You can solve this problem in two ways:
Of course, the above guide does not touch all the topics related to data update and modification and record versioning. In many cases, it is not enough to only keep track of changes made to the data. It may as well be necessary to track information about the user who initiated the change and the reason the change was introduced in the first place.
However, these topics exceed the scope of this article. Additionally, the actual implementation of these mechanisms will depend on the system-specific requirements. Feel free to pursue the idea with your own implementation, and put a comment below if you would like to see a separate piece on this topic on my site.
You can experiment with the ideas presented in this guide using your own instance of a database. However, if you do not have one, you can always try to use one online. On SQL Fiddle you can create your own set of tables, fill them with data, and then run queries to see how they work. The site supports multiple SQL dialects, including MySQL one used in above examples. The schemas are also persistent, which makes it so much easier to get back to work a day later.

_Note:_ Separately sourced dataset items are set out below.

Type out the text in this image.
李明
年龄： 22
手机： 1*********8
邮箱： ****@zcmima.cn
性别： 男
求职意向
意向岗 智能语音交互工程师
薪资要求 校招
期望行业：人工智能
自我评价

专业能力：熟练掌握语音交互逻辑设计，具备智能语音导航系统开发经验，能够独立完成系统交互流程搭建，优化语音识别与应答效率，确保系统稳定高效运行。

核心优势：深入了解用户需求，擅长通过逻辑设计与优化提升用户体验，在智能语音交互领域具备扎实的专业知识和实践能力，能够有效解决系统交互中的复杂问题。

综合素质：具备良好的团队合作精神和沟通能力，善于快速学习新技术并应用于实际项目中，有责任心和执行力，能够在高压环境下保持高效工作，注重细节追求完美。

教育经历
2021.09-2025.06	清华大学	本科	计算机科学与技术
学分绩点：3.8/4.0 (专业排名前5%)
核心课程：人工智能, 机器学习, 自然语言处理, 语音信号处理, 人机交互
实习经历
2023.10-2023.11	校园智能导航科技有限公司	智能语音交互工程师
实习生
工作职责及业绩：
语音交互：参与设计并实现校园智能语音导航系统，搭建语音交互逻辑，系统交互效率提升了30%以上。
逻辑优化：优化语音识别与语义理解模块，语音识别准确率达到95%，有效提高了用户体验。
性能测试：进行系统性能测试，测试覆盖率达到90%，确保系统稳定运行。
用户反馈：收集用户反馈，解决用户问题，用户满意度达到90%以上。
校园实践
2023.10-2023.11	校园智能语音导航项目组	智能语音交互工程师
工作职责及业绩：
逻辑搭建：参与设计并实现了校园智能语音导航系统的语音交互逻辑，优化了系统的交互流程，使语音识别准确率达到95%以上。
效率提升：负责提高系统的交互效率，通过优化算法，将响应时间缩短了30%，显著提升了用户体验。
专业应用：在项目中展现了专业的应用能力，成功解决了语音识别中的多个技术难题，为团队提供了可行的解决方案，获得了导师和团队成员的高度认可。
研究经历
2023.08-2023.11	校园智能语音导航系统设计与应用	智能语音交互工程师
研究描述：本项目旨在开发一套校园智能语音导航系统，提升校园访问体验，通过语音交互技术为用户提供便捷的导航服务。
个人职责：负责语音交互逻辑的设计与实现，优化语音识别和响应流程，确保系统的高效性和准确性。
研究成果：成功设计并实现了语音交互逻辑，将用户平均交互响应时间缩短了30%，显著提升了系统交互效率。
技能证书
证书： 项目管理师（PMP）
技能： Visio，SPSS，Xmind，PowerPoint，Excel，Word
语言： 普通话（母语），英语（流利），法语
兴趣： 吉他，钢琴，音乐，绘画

In order to define the employees table, you can use the following piece of code:
CREATE TABLE employee ( PERSON_ID INTEGER NOT NULL, LAST_NAME VARCHAR(256), FIRST_NAME VARCHAR(256), PHONE_NO VARCHAR(100), VALID_FROM DATE NOT NULL, VALID_TO DATE NULL DEFAULT NULL, CORRECTED_ON DATE NULL DEFAULT NULL);
In order to pre-fill the table with initial data, just run the following statements:
INSERT INTO employee VALUES (1, "Adams", "Agatha", "123 456 789", "2023-06-01", NULL, NULL); INSERT INTO employee VALUES (2, "Smith", "John", "243 567 890", "2023-06-08", NULL, NULL);
And finally, to create the instances of objects being the result of updating and amending data, try the following statements:
UPDATE employee SET VALID_TO="2023-06-20" WHERE PERSON_ID=1 AND VALID_TO IS NULL; INSERT INTO employee VALUES (1, "Adams", "Agatha", "987 654 3217", "2023-06-20", NULL, NULL); UPDATE employee SET CORRECTED_ON="2023-06-01" WHERE PERSON_ID=2 AND CORRECTED_ON IS NULL; INSERT INTO employee VALUES (2, "Smith", "John", "234 567 890", "2023-06-08", NULL, NULL);
There is certainly a group of people smiling when reading this article. They are the practitioners of the Event Sourcing technique, and they do not need to create such complex database schemas and queries to achieve complete auditability. Event sourcing inherently provides such capabilities, as events accumulated in the event log represent every change and correction made in the past.
But not every application needs event sourcing. This technique is hard to get right and needs skilled hands to properly implement it. And yet, if sensible performance levels are to be achieved, some aggregates may need relational snapshots stored in the database. And if these aggregates need to be queried for past state, the snapshots may need to follow the pattern presented above.
In many cases, a good implementation of domain driven design, with the database persisting aggregates, entities and value objects directly in a relational form, is good enough. And if your domain requires you to store information about all past changes to data, I hope you find my guide helpful.